|I live in Panel F.
||[Jan. 10th, 2008|02:47 am]
My brother has been staying with me all week, which means I have been doing a lot of drinking and not so much drawing. Instead, I leave you with perhaps my favorite comic of all time, a structural geological experiment expressed in six panels of so much pathos:
Figure 6.107 THE FAMOUS BEER CAN EXPERIMENT:
SEE THE FAMOUS BEER CAN EXPERIMENT FOR YOURSELF:
Hubbert and Rubey (1959) demonstrated the fundamentals of the fluid pressure model in their now-famous beer can experiment. Sample preparation consists of drinking two beers, preferably out of nonaluminum cans (Figure 6.107A). Place one of the empties in the freezer (Figure 6.107B), and remove a window from your house or apartment or lab (Figure 6.107C). Clean the glass with detergent, rinse, and leave it wet with a thin film of water. Place the can that is not in the freezer, top down, on the pane of glass. Now lift one end of the glass to form an inclined plane, and, with protractor in hand, measure the angle at which the beer can commences movement down the plane (Figure 6.107D). Hubbert and Rubey report typical angles of about 17° corresponding to a coefficient of sliding friction of metal on wet glass of 0.3. After the can in the freezer has been chilled, quickly pull it out and perform the same exercise (Figure 6.107E). This time the beer can begins to move down the inclined plane at negligible angles of slope (~1°). It moves easily not because the glass is wet; rather it moves because a fluid pressure derived from expansion of the warming air inside the can offsets the normal stress exerted by the can on the glass. Hours can be spent enjoying experiments on the role of fluid pressure in overthrusting (Figure 6.107F).

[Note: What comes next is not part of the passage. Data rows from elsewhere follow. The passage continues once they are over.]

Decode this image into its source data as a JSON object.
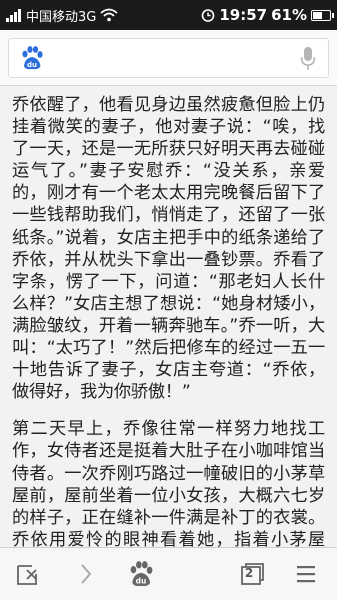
{
  "status_bar": {
    "carrier": "中国移动3G",
    "time": "19:57",
    "battery_percent": "61%",
    "battery_level": 0.61
  },
  "search_bar": {
    "logo_icon": "baidu-paw-icon",
    "mic_icon": "microphone-icon"
  },
  "article": {
    "paragraphs": [
      "乔依醒了，他看见身边虽然疲惫但脸上仍挂着微笑的妻子，他对妻子说：“唉，找了一天，还是一无所获只好明天再去碰碰运气了。”妻子安慰乔：“没关系，亲爱的，刚才有一个老太太用完晚餐后留下了一些钱帮助我们，悄悄走了，还留了一张纸条。”说着，女店主把手中的纸条递给了乔依，并从枕头下拿出一叠钞票。乔看了字条，愣了一下，问道：“那老妇人长什么样？”女店主想了想说：“她身材矮小，满脸皱纹，开着一辆奔驰车。”乔一听，大叫：“太巧了！”然后把修车的经过一五一十地告诉了妻子，女店主夸道：“乔依，做得好，我为你骄傲！”",
      "第二天早上，乔像往常一样努力地找工作，女侍者还是挺着大肚子在小咖啡馆当侍者。一次乔刚巧路过一幢破旧的小茅草屋前，屋前坐着一位小女孩，大概六七岁的样子，正在缝补一件满是补丁的衣裳。乔依用爱怜的眼神看着她，指着小茅屋问：“这是你的家吗？”是呀”小女孩答道。“你的家人呢？”没有了，唯一爱我的"
    ]
  },
  "toolbar": {
    "tab_count": "2",
    "icons": [
      "close-page-icon",
      "forward-icon",
      "baidu-home-icon",
      "tabs-icon",
      "menu-icon"
    ]
  }
}
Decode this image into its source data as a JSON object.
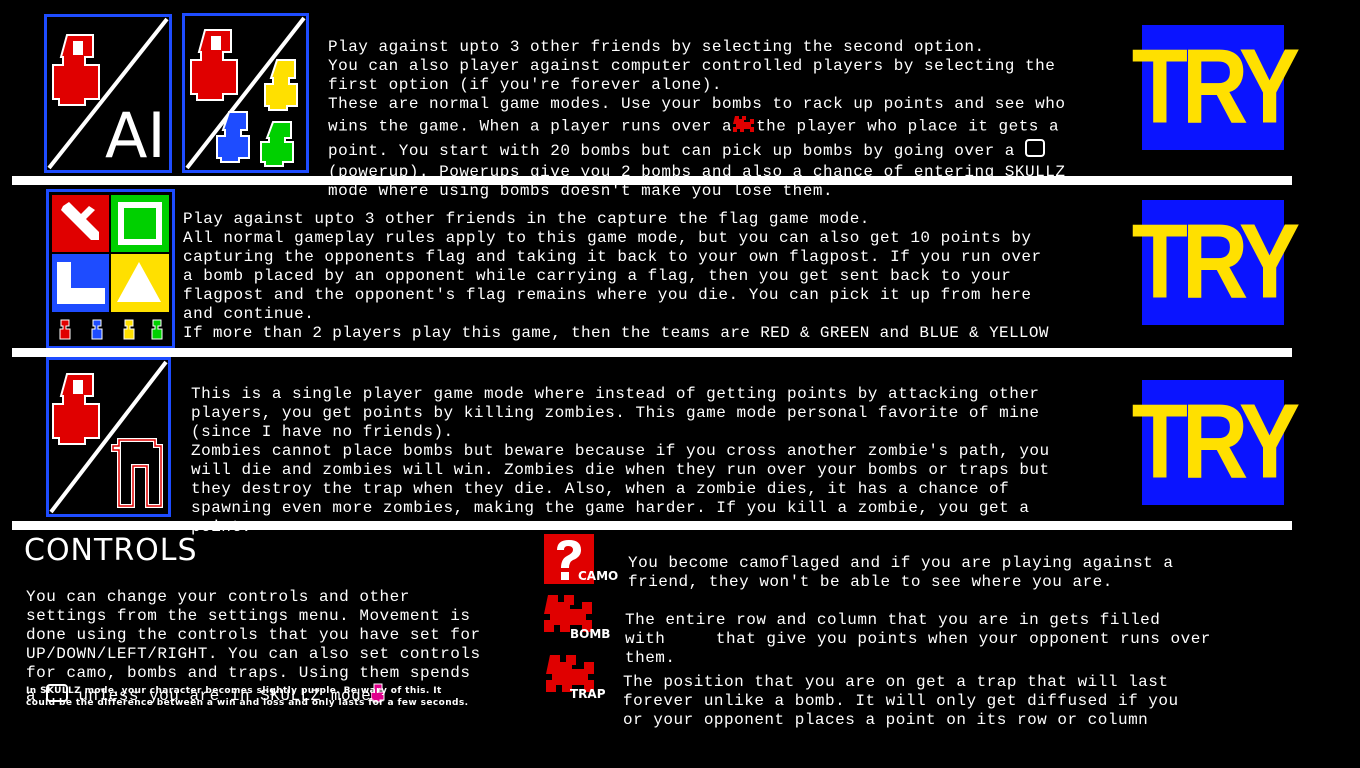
{
  "mode1": {
    "lines": [
      "Play against upto 3 other friends by selecting the second option.",
      "You can also player against computer controlled players by selecting the",
      "first option (if you're forever alone).",
      "These are normal game modes. Use your bombs to rack up points and see who",
      "wins the game. When a player runs over a",
      "the player who place it gets a",
      "point. You start with 20 bombs but can pick up bombs by going over a",
      "(powerup). Powerups give you 2 bombs and also a chance of entering SKULLZ",
      "mode where using bombs doesn't make you lose them."
    ],
    "ai_icon_text": "AI",
    "try_label": "TRY"
  },
  "mode2": {
    "lines": [
      "Play against upto 3 other friends in the capture the flag game mode.",
      "All normal gameplay rules apply to this game mode, but you can also get 10 points by",
      "capturing the opponents flag and taking it back to your own flagpost. If you run over",
      "a bomb placed by an opponent while carrying a flag, then you get sent back to your",
      "flagpost and the opponent's flag remains where you die. You can pick it up from here",
      "and continue.",
      "If more than 2 players play this game, then the teams are RED & GREEN and BLUE & YELLOW"
    ],
    "try_label": "TRY"
  },
  "mode3": {
    "lines": [
      "This is a single player game mode where instead of getting points by attacking other",
      "players, you get points by killing zombies. This game mode personal favorite of mine",
      "(since I have no friends).",
      "Zombies cannot place bombs but beware because if you cross another zombie's path, you",
      "will die and zombies will win. Zombies die when they run over your bombs or traps but",
      "they destroy the trap when they die. Also, when a zombie dies, it has a chance of",
      "spawning even more zombies, making the game harder. If you kill a zombie, you get a",
      "point."
    ],
    "try_label": "TRY"
  },
  "controls": {
    "title": "CONTROLS",
    "lines": [
      "You can change your controls and other",
      "settings from the settings menu. Movement is",
      "done using the controls that you have set for",
      "UP/DOWN/LEFT/RIGHT. You can also set controls",
      "for camo, bombs and traps. Using them spends",
      "a",
      "unless you are in SKULLZ mode"
    ],
    "note_lines": [
      "In SKULLZ mode, your character becomes slightly purple. Be wary of this. It",
      "could be the difference between a win and loss and only lasts for a few seconds."
    ]
  },
  "powerups": {
    "camo": {
      "label": "CAMO",
      "lines": [
        "You become camoflaged and if you are playing against a",
        "friend, they won't be able to see where you are."
      ]
    },
    "bomb": {
      "label": "BOMB",
      "lines": [
        "The entire row and column that you are in gets filled",
        "with",
        "that give you points when your opponent runs over",
        "them."
      ]
    },
    "trap": {
      "label": "TRAP",
      "lines": [
        "The position that you are on get a trap that will last",
        "forever unlike a bomb. It will only get diffused if you",
        "or your opponent places a point on its row or column"
      ]
    }
  },
  "colors": {
    "accent_blue": "#1e4cff",
    "try_bg": "#0a14ff",
    "try_fg": "#ffe000",
    "red": "#ff0000",
    "green": "#00d000",
    "yellow": "#ffe000",
    "blue": "#1e4cff"
  }
}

From: Structural Geology of Rocks and Regions, 2nd Edition, by George H. Davis and Stephen J. Reynolds.
And Hubbert and Rubey were in grad school when they discovered this?
Also, wow, you are the #4 hit already when searching for "Hubbert and Rubey beer" on Google.
2008-01-12 01:07 am (UTC)
Up to #2! Don't stop now!
I can't decide whether I should immediately hide myself from Google searches, or promote myself with further combinations of science and alcohol and comics I did not draw myself.
It's a famous paper. If they were in grad school when they wrote it, their advisor would put his name on it instead.
FUN FACT: The beer can experiment wasn't even Hubbert's claim to fame! Oh, those crazy geologists!
We recreated this experiment in one of my college lectures. It was much less charming in person, I guess.
I'm not intelligent enough to read this post.
It is about beer cans! And overthrusting! And the role of fluid pressure in overthrusting!
I'm sure the results improve after consuming I mean performing the experiment numerous times!
Statistical methods are useless if N is too small!
Thanks for the comic! I had forgotten it so it was a nice surprise to find amongst the overflowing junk mail. The perfect nightcap to a long day. I incorrectly imagined your cross-country move note as your comic-self, on skis, making a comic while intermittently firing your rifle.
your comic-self, on skis, making a comic while intermittently firing your rifle.
That is definitely how I am getting to Texas! Yee-haw!
so it's kind of like an air hockey table, except with a lightly pressurized liquid film cushion reducing the friction... like hydroplaning or something
It's sort of like an air hockey table where the puck pushes its own self up off the table, yes.